Budapest, April 10, 2017 – Central European University (CEU) strongly disagrees with the decision by President Janos Ader to sign the amendments to Hungary’s national higher education legislation. Accordingly, CEU will immediately seek all available legal remedies.
The legislation was introduced without consultation with CEU or with necessary Hungarian authorities and thus violates elementary standards of due process observed in any democratic country.
The legislation is targeted at an American institution in a flagrantly discriminatory manner.
The legislation seeks to make it impossible for CEU to offer American-accredited masters and doctoral degrees, as it has done with the full agreement of Hungarian authorities for many years.
The legislation imposes a punitive deadline which would make compliance impossible.
On these and other grounds, the legislation constitutes a premeditated political attack on a free institution that has been a proud part of Hungarian life for a quarter of a century. We will oppose this legislation to the full extent of the law.

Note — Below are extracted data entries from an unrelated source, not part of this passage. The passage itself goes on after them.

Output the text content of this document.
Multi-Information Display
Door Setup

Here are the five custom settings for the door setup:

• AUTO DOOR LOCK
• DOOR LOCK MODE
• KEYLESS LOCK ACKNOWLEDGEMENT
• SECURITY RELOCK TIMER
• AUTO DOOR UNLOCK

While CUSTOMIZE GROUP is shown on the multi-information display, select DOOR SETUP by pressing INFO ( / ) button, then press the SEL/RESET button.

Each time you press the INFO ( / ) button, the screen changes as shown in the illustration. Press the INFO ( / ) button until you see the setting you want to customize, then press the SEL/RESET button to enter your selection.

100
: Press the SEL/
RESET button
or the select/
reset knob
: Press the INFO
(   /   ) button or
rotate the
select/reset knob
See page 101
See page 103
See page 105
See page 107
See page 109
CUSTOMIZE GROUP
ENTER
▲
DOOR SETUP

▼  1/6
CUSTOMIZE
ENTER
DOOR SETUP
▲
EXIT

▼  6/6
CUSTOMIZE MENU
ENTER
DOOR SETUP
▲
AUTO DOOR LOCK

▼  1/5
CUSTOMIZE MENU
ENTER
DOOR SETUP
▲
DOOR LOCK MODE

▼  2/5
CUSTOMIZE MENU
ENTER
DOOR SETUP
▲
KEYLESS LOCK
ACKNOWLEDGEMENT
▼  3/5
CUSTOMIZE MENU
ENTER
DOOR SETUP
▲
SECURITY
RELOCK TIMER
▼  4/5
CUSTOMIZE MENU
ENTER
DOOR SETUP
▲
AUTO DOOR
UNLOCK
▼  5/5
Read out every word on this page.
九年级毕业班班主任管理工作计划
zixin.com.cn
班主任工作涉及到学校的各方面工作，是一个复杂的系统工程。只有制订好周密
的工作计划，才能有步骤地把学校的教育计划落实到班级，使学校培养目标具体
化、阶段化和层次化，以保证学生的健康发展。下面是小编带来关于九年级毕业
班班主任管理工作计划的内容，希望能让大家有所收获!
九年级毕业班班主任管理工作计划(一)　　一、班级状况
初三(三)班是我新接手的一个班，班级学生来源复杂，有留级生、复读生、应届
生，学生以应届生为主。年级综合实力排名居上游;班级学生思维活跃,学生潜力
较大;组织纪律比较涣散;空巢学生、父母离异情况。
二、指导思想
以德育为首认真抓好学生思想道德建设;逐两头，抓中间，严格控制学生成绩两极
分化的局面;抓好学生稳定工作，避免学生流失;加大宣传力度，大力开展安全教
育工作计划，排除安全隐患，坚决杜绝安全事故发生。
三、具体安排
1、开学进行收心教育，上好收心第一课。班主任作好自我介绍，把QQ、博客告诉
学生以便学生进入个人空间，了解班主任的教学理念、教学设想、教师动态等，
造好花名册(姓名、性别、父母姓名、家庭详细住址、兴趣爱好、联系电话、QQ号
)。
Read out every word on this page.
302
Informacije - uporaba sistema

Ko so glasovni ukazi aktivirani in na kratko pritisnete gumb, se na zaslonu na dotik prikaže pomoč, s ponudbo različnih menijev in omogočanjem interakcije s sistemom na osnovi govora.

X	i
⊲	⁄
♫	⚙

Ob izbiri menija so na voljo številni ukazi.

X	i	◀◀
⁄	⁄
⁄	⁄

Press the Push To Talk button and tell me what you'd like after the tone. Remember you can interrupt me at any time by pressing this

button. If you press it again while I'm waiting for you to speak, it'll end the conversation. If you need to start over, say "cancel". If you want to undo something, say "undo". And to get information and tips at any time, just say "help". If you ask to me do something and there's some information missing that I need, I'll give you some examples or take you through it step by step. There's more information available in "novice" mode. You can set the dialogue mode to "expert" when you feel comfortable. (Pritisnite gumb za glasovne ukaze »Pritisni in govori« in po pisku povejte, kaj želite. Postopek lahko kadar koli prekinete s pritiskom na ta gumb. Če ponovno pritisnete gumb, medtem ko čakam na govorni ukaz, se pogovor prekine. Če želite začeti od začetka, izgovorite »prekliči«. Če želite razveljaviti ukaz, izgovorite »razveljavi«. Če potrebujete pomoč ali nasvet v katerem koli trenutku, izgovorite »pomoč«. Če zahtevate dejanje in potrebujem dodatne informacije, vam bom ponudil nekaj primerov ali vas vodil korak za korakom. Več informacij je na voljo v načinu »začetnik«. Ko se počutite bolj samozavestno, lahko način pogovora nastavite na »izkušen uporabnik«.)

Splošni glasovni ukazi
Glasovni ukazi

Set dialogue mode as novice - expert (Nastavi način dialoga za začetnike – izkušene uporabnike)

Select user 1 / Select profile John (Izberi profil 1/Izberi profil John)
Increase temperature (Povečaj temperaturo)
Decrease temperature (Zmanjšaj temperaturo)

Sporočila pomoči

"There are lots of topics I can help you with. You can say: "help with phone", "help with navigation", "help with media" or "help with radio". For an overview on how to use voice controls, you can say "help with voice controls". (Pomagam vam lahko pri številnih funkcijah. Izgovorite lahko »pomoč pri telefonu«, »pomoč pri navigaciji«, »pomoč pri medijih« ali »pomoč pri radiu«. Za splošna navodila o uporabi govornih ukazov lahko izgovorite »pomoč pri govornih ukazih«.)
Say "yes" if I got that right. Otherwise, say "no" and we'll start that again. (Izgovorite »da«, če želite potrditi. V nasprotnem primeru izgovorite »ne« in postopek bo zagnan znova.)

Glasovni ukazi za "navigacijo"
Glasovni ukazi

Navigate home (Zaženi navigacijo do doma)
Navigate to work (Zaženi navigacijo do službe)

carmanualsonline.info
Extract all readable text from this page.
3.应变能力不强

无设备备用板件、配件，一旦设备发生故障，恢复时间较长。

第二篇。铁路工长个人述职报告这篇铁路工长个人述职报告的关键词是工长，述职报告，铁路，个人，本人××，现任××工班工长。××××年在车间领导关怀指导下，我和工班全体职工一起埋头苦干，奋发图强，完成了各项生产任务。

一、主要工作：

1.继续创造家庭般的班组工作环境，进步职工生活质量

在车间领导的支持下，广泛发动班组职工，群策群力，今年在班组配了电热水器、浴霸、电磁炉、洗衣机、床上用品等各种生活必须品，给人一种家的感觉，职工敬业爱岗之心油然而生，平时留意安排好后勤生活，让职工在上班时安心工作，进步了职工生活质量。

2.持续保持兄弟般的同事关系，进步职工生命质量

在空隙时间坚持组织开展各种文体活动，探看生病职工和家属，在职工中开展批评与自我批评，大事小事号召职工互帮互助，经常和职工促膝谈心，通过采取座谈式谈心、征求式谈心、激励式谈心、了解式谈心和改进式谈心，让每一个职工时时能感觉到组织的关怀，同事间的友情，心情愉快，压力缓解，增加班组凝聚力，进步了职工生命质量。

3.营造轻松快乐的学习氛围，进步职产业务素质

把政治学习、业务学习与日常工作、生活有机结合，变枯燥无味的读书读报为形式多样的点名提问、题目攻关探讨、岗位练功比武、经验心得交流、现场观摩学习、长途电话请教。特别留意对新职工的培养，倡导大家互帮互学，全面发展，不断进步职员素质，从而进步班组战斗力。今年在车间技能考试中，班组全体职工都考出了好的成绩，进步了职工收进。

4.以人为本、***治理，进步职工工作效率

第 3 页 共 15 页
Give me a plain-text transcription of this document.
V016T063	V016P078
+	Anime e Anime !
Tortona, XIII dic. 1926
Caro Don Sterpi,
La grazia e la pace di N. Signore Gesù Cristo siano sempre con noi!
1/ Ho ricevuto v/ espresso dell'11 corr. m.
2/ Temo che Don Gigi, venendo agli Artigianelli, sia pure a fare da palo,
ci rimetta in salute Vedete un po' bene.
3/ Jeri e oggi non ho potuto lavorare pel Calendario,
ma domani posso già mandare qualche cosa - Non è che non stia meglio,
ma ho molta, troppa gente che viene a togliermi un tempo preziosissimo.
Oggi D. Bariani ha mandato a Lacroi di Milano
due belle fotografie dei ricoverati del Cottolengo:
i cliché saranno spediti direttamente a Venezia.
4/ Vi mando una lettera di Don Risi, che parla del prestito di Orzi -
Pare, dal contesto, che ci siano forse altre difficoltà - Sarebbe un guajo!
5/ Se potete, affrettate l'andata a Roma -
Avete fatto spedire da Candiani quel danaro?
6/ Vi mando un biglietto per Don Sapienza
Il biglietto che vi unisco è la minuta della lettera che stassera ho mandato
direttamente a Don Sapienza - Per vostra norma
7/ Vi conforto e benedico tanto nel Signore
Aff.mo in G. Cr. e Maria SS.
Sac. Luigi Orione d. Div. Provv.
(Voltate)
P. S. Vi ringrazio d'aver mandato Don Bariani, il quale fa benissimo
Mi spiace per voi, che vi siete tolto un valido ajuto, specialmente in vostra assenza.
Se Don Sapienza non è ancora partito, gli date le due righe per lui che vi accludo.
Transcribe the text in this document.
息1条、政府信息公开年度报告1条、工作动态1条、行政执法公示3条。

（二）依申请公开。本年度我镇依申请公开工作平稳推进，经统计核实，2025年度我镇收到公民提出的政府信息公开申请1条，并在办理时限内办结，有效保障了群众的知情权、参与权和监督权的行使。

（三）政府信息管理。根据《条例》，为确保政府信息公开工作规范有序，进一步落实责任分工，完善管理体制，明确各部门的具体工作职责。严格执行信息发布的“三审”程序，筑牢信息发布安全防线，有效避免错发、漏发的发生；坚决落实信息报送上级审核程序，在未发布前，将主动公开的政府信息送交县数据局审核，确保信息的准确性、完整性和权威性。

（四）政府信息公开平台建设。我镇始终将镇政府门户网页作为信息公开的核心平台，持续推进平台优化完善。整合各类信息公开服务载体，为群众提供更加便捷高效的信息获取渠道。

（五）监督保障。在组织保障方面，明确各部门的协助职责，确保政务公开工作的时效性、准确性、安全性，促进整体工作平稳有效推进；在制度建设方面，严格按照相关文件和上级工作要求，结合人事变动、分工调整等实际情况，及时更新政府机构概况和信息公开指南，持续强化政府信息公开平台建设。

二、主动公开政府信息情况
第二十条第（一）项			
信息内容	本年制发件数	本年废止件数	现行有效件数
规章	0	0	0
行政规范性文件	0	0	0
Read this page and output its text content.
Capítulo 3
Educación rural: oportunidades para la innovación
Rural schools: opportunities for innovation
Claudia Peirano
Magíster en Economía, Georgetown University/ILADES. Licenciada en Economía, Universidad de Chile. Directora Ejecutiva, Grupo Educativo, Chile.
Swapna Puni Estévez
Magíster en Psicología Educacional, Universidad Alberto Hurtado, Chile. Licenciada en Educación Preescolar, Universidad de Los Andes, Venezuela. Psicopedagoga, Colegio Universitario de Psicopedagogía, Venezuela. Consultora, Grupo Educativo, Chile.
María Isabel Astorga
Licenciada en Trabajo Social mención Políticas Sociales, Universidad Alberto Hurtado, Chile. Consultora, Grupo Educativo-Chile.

President Ader calls for “mutual good will” and “negotiations without delay.” From the beginning of this sorry episode, CEU has been ready to discuss this matter with the government. All our efforts so far have been rebuffed and the good name of our university has been attacked. If the government genuinely wishes to solve this problem, they will need to show the good will that the President has called for.
“As I have said before, we are willing to sit down with the Hungarian government to find a solution to enable CEU to stay in Budapest and operate as we have done for 25 years,” CEU President and Rector Michael Ignatieff said. “However, academic freedom is not negotiable. It is a principle that must form the basis of any future agreement.”